Within a month of the decision to resume buying from AM2PAT, saline flush syringes from the supplier became contaminated with blood infection-causing Serratia marcescens bacteria. The syringes were recalled after patients were infected in California, Texas, New York, and Nebraska. 

Besides admitting that it distributed an adulterated product, B. Braun has agreed to increase oversight of its product suppliers, including with on-site audits. On top of that, an independent auditor will assess whether B. Braun is making good on its promises.

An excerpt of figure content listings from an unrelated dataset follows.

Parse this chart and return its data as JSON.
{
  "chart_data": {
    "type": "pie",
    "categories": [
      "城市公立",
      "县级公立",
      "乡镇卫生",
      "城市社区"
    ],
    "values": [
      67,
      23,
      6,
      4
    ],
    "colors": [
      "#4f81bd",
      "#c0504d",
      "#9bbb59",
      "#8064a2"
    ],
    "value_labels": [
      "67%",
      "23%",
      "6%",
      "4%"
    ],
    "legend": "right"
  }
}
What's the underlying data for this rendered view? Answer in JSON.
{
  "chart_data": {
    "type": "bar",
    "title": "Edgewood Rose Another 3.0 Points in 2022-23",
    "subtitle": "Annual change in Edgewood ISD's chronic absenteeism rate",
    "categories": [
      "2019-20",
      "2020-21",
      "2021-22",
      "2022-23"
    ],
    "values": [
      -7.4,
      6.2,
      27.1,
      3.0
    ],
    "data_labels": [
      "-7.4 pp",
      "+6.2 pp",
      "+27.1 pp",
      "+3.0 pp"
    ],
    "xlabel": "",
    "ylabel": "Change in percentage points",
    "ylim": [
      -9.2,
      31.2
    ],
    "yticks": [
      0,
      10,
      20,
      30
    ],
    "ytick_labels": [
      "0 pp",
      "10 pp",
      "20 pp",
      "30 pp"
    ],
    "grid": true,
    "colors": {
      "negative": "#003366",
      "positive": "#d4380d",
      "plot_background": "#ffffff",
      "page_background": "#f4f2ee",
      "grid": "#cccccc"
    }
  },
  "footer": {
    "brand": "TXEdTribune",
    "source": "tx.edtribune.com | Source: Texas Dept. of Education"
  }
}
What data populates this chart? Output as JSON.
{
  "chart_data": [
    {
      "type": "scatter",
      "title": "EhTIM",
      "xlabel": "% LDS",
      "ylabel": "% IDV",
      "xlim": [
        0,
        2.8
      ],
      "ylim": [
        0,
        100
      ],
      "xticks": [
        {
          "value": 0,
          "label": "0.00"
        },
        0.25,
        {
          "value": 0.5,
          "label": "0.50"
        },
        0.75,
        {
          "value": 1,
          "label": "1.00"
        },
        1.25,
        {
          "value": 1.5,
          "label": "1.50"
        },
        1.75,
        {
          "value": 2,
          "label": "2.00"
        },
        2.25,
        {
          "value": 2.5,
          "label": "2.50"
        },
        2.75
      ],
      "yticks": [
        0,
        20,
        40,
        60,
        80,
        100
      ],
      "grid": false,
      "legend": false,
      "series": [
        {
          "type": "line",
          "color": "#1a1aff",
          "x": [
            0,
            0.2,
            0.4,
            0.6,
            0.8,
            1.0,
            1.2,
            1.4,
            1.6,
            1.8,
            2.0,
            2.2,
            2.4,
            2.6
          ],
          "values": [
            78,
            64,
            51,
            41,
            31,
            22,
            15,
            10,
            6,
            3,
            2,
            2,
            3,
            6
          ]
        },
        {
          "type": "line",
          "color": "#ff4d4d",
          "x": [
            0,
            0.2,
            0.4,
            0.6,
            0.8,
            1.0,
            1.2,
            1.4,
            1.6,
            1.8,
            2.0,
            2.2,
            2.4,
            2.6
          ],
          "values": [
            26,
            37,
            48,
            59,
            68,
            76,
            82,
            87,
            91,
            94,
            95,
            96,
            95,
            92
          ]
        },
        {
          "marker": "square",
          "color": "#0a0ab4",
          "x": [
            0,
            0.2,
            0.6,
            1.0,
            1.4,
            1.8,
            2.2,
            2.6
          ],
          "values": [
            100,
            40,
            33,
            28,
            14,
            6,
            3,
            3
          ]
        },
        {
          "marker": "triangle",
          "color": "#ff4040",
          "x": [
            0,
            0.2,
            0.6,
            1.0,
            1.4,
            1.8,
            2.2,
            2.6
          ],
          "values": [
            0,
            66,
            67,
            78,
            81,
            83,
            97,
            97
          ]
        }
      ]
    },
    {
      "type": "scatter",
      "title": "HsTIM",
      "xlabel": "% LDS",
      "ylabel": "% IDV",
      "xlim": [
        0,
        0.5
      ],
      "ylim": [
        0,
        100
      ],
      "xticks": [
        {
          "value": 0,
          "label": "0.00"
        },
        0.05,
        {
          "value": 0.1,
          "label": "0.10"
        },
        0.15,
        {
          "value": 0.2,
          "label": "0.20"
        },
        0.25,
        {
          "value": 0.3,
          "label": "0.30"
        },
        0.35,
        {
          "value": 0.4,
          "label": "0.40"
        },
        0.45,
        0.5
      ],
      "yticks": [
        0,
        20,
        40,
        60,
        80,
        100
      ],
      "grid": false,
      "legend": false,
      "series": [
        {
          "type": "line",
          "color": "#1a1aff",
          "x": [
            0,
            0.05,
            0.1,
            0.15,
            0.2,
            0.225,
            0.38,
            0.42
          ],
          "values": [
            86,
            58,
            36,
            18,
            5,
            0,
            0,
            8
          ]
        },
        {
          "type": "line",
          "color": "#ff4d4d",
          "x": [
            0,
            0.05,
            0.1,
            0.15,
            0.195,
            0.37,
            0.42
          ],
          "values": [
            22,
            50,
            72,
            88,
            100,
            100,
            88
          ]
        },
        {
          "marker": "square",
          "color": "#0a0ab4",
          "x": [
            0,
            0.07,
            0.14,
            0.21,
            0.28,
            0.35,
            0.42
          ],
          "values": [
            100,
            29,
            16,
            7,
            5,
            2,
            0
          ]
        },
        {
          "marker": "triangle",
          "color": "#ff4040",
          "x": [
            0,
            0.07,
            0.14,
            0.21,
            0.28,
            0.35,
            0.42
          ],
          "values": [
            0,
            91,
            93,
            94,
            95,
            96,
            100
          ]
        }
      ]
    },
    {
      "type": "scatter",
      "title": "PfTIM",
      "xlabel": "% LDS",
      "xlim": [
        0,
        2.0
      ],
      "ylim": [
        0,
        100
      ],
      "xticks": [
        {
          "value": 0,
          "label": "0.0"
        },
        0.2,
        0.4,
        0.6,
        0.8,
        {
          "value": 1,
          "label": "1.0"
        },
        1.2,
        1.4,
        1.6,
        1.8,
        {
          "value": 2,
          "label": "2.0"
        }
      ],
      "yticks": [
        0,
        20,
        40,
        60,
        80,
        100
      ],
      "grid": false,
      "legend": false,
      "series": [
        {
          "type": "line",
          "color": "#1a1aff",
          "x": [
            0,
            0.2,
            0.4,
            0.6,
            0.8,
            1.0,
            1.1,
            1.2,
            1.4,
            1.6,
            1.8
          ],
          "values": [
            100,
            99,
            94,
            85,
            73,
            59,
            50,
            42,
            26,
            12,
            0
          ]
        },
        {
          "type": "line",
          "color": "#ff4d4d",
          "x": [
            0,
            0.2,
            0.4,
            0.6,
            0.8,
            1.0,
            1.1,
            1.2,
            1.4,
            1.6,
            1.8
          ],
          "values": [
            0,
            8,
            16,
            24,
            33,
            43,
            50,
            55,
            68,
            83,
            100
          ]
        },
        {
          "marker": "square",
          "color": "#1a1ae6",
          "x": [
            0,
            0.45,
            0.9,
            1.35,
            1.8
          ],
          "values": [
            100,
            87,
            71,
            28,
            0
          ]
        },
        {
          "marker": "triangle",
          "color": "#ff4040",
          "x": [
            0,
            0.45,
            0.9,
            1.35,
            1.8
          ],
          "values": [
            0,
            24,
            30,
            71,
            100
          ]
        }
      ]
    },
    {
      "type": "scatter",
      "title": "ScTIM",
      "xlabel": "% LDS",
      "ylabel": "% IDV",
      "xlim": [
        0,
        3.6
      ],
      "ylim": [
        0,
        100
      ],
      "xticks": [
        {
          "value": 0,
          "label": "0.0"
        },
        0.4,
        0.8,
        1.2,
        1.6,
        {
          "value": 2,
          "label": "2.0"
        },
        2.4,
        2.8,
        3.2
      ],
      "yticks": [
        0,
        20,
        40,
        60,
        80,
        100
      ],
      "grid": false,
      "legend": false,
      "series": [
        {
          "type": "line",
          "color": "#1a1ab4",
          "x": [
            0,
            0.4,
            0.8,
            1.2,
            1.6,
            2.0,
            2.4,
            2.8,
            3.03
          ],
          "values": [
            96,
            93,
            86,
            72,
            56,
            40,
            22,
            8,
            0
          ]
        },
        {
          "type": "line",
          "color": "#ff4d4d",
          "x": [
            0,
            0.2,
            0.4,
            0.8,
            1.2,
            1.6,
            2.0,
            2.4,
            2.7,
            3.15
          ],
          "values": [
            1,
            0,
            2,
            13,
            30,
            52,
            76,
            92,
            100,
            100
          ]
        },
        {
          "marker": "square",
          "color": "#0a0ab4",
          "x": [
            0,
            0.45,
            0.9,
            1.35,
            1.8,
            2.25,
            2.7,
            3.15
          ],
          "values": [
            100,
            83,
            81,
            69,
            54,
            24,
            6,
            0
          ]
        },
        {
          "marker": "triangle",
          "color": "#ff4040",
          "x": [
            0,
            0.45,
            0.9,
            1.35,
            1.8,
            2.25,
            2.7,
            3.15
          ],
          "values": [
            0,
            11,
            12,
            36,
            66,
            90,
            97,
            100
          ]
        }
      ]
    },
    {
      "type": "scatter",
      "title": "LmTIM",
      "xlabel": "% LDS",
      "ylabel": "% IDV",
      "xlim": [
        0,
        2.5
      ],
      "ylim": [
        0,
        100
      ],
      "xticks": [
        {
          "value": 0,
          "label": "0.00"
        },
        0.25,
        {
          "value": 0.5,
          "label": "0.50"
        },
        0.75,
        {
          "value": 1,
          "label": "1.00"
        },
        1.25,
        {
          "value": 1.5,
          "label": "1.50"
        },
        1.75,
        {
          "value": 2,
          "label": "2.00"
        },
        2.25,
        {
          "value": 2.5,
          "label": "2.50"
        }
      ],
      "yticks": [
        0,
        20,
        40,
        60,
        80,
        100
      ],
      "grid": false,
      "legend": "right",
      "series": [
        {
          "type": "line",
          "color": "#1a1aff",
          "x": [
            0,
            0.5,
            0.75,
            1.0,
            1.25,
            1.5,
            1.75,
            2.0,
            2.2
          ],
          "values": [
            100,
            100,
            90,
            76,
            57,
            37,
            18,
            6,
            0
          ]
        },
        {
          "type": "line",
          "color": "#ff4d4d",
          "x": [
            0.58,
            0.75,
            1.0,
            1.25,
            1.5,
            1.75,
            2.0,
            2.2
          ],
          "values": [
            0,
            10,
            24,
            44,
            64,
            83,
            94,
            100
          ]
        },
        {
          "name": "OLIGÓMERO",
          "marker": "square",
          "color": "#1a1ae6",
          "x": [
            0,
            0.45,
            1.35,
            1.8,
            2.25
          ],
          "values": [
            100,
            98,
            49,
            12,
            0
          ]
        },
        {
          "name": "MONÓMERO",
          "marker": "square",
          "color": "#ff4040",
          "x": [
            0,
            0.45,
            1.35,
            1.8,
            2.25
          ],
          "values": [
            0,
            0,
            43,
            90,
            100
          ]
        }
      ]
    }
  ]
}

"Today's announcement should serve as a reminder of the FDA's continued focus on companies that put profits ahead of the public health." George M. Karavetsos, director of FDA's Office of Criminal Investigations, said in a news release.

Two previous AM2PAT officials, former quality control director Ravindra Kumar Sharma and former plant manager Aniruddha Pate, were each sentenced in 2009 to nearly five years in prison after pleading guilty in federal court in North Carolina to violating the FDCA. AM2PAT's president Dushyant Patel was indicted on similar charges in 2009, but fled the country. He is presently the only medical device executive on the "Most Wanted" list at the FDA's Office of Criminal Investigations.